Cuando se hizo mayor, su padre le dijo: “Hija mía: no todos nacemos con alas. Si bien es cierto que no tienes obligación de volar, creo que sería una pena que te limitaras a caminar teniendo las alas que el buen Dios te ha dado”.
-Pero yo no sé volar –contestó la hija.
-Es verdad... –dijo el padre. Y, caminando, la llevó hasta el borde del abismo de la montaña.
-¿Ves, hija? Este es el vacío. Cuando quieras volar vas a venir aquí, vas a tomar aire, vas a saltar al abismo y, extendiendo las alas, volarás.
Ella dudó. -¿Y si me caigo?
-Aunque te caigas, no morirás. Sólo te harás algunos rasguños que te harán más fuerte para el siguiente intento –contestó el padre.
La hija volvió al pueblo a ver a sus amigos, a sus compañeros, aquellos con los que había caminado toda su vida.
Los más estrechos de mente le dijeron: “¿Estás loca? ¿Para qué? Tu padre está medio loco... ¿Para qué necesitas volar? ¿Por qué no te dejas de tonterías? ¿Quién necesita volar?”.
Los mejores amigos le aconsejaron: “¿Y si fuera cierto? ¿No será peligroso? ¿Por qué no empiezas despacio? Prueba a tirarte desde una escalera o desde la copa de un árbol. Pero... ¿desde la cima?”.
La joven escuchó el consejo de quienes le querían. Subió a la copa de un árbol y, llenándose de coraje, saltó. Desplegó las alas, las agitó en el aire con todas sus fuerzas pero, desgraciadamente, se precipitó a tierra.

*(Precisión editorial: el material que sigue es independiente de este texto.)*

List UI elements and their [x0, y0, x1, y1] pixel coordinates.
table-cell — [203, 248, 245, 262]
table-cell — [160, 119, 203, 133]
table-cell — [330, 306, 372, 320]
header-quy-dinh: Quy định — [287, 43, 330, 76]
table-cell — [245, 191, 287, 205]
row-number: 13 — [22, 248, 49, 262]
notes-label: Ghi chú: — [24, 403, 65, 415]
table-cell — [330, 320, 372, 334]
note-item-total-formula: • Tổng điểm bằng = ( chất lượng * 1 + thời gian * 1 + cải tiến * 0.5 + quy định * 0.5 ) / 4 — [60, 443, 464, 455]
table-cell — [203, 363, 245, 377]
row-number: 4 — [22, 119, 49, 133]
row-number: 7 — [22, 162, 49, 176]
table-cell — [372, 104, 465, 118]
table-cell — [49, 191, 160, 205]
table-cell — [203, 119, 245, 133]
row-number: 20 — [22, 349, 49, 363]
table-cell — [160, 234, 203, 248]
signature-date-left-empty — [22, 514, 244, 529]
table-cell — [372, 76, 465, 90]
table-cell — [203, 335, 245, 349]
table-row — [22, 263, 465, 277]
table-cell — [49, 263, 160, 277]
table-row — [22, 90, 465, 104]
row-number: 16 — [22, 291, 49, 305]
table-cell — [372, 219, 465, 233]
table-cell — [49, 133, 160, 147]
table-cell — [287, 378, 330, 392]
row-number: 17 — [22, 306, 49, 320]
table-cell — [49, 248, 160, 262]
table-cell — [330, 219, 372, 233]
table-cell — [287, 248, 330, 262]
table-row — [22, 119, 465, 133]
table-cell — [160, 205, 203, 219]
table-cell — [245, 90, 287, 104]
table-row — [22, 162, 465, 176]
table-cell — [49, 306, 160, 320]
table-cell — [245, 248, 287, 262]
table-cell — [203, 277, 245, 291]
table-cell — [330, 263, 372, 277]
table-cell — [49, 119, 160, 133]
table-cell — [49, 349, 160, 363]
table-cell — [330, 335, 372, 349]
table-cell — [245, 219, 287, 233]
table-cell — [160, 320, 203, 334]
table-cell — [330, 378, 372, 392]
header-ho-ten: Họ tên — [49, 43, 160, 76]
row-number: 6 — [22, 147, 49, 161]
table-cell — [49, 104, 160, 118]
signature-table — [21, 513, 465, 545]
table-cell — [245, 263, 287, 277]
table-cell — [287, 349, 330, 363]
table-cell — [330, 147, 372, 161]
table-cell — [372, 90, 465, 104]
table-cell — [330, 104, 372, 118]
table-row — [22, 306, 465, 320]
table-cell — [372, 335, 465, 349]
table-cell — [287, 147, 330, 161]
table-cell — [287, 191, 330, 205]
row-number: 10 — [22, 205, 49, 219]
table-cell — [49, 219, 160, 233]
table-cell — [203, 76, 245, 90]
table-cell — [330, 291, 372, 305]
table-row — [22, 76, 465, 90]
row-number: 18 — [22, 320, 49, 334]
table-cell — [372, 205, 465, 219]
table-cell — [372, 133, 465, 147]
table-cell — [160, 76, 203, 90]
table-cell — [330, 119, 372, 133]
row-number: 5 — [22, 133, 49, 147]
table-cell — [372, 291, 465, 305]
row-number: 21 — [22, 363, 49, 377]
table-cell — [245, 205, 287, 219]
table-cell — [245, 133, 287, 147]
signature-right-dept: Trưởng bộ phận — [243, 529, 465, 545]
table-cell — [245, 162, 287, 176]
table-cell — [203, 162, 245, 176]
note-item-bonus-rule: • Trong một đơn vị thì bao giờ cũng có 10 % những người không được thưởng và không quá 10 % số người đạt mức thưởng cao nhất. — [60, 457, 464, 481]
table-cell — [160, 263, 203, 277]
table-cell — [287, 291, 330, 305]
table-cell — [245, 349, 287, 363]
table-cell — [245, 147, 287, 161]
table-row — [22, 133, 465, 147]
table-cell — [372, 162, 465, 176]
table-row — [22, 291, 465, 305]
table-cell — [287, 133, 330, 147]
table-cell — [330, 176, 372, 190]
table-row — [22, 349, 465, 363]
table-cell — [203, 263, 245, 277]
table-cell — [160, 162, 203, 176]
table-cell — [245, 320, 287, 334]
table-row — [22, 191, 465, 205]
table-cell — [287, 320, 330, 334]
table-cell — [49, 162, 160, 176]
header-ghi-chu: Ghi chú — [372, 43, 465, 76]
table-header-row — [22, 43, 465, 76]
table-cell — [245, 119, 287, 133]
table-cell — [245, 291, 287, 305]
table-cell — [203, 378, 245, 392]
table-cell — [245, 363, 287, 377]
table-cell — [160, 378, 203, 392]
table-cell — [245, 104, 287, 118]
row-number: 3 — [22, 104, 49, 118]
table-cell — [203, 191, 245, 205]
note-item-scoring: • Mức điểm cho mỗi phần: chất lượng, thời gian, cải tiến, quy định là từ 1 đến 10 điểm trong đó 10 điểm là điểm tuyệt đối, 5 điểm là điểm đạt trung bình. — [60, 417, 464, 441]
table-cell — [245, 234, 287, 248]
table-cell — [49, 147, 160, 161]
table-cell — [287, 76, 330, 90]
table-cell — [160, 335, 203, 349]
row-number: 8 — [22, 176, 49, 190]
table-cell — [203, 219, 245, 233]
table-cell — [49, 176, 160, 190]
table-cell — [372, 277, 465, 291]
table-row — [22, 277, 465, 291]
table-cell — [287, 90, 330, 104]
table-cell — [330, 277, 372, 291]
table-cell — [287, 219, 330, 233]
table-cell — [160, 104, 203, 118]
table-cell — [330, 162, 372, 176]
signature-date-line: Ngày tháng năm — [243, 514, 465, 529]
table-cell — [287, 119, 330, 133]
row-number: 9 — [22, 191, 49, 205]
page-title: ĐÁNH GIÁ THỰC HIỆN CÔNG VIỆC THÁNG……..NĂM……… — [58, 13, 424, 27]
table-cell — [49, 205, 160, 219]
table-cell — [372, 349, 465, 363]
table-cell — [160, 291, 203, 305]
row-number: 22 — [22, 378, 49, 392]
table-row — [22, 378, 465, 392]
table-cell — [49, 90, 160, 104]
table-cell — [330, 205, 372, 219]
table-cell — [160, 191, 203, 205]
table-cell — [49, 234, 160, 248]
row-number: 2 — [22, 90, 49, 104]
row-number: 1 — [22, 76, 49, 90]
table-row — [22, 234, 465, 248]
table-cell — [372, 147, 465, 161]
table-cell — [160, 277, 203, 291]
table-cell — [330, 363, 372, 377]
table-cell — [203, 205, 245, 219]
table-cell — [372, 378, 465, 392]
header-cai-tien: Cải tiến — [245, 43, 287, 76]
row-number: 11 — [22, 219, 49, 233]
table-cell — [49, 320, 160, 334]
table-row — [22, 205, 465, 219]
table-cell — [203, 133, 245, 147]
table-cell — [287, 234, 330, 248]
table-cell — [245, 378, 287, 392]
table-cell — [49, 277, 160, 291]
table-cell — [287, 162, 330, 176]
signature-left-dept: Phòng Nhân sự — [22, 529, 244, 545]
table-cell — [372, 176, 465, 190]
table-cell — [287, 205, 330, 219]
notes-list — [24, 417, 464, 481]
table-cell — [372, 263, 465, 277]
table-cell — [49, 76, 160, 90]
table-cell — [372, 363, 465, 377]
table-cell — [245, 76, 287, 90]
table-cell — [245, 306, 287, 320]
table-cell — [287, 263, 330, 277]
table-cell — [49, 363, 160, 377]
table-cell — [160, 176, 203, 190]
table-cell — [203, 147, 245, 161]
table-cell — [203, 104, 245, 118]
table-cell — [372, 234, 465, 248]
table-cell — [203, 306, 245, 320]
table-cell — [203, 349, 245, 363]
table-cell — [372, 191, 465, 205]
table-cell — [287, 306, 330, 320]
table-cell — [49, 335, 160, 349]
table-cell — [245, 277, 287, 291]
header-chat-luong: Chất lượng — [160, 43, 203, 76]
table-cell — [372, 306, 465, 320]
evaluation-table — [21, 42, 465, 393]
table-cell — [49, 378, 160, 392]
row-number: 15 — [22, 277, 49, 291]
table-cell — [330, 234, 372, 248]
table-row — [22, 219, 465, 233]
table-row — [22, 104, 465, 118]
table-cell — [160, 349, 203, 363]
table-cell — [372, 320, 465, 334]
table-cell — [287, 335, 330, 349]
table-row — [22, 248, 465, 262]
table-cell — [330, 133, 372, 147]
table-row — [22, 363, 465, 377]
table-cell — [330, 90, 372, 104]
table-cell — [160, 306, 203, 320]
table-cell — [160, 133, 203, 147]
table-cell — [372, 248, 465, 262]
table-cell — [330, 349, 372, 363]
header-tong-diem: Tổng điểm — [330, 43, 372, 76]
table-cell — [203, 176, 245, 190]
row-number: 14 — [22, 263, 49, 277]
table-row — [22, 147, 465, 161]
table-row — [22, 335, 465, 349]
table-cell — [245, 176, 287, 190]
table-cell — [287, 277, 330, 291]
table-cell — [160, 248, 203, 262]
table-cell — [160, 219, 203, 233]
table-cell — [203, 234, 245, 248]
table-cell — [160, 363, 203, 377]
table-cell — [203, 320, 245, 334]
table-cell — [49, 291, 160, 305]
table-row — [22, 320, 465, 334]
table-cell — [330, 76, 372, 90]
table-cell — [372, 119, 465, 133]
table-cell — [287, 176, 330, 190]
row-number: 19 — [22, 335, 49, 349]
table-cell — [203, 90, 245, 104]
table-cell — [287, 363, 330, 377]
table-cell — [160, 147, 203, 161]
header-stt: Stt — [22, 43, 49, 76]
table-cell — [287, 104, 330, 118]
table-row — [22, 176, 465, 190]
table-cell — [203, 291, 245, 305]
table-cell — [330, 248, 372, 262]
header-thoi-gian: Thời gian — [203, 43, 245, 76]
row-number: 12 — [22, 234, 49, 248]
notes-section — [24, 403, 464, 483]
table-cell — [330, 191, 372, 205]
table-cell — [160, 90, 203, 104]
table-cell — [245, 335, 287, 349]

Con un gran chichón en la frente, se cruzó con su padre.
-¡Me mentiste! No puedo volar. Lo he probado y ¡mira el golpe que me he dado! No soy como tú. Mis alas sólo son de adorno.
-Hija mía –dijo el padre-. Para volar, hay que crear el espacio de aire libre necesario para que las alas se desplieguen. Es como tirarse en paracaídas: necesitas cierta altura antes de saltar.
Para volar hay que empezar asumiendo riesgos. Si no quieres, lo mejor quizá sea resignarse y seguir caminando para siempre.